L’assessore Maggi annuncia dieci nuovi alloggi tra Comune e Ater: “Una risposta concreta, anche se parziale, alle esigenze più urgenti”

Nel mese di settembre il Comune di Terni pubblicherà un nuovo bando per l’assegnazione degli alloggi popolari con focus sulla mobilità abitativa, rivolto in particolare a famiglie che hanno visto crescere il numero dei componenti e a persone con disabilità che vivono in case inadatte sotto il profilo architettonico.

Ad annunciarlo è l’assessore all’edilizia popolare Giovanni Maggi, che sottolinea l’importanza dell’iniziativa: “Contiamo di far uscire come Comune un bando per dare risposte concrete ai nuclei familiari che si sono ampliati o a chi ha difficoltà legate non solo agli spazi insufficienti, ma anche alla presenza di barriere architettoniche”.

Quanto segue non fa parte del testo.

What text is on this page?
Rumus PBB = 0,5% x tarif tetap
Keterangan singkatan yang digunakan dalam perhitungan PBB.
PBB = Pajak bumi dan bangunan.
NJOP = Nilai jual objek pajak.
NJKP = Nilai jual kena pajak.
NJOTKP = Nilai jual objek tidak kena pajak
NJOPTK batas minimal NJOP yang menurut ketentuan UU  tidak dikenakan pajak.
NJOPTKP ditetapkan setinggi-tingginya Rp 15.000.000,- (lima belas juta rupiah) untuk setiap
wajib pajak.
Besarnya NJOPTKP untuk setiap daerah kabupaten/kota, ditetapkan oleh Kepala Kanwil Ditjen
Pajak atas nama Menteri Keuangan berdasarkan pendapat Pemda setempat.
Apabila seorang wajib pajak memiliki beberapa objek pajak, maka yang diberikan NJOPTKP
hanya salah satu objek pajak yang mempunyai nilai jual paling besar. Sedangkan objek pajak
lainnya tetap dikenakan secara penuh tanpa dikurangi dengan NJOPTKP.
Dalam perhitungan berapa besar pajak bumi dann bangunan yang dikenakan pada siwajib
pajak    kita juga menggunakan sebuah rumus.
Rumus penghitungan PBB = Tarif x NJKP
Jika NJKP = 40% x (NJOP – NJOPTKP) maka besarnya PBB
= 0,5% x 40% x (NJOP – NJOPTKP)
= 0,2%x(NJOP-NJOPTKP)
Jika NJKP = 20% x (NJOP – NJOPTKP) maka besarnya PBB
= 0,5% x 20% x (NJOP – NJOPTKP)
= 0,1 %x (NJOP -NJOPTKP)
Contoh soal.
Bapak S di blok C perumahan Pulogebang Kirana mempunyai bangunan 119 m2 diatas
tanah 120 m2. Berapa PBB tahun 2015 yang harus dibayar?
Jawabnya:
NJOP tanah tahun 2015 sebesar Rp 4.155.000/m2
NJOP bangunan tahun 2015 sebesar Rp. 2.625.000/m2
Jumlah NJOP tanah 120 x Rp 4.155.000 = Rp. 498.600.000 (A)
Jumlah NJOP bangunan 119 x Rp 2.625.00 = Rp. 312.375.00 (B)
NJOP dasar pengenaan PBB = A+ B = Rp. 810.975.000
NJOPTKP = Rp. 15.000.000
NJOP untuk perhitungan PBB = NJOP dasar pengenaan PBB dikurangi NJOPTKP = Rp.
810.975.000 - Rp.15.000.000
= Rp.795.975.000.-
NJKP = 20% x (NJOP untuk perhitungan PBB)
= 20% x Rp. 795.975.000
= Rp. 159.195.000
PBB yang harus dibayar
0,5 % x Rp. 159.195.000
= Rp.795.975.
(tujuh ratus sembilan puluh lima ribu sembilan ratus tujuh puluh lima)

Il tema della mobilità all’interno del patrimonio di edilizia residenziale pubblica (ERP) è da tempo una delle questioni più delicate, proprio perché tocca da vicino situazioni personali, fragilità sociali e bisogni abitativi specifici. Maggi non nasconde le difficoltà: “Mi rendo conto che non risolveremo tutti i problemi dell’edilizia popolare, ma questa è comunque una risposta che va a coprire le esigenze finora evidenziate, a partire dalla centralità del bando in uscita”.

Dieci saranno complessivamente gli appartamenti destinati alla mobilità: cinque messi a disposizione da Ater, grazie a una collaborazione stretta con la presidenza dell’ente, e altri cinque forniti dal Comune nell’ambito della ristrutturazione dell’area di San Lucio. “Con Ater stiamo facendo un lavoro sinergico, fermo restando che il problema principale resta la carenza di alloggi ristrutturati”, ha spiegato Maggi.

Degli alloggi disponibili, sei saranno privi di barriere architettoniche, quindi adatti ad accogliere persone con disabilità motorie o anziani, mentre quattro avranno una maggiore capienza, pensati per famiglie numerose che oggi vivono in spazi inadeguati.

Ma il tema della mobilità non si esaurisce nella disponibilità di alloggi: ci sono anche aspetti psicologici ed economici da affrontare. “La materia è delicata, perché le persone che hanno vissuto per una vita in un quartiere fanno fatica a cambiare. Non va sottovalutato nemmeno il costo del trasloco, che oggi ricade interamente sull’inquilino”, ha ricordato l’assessore.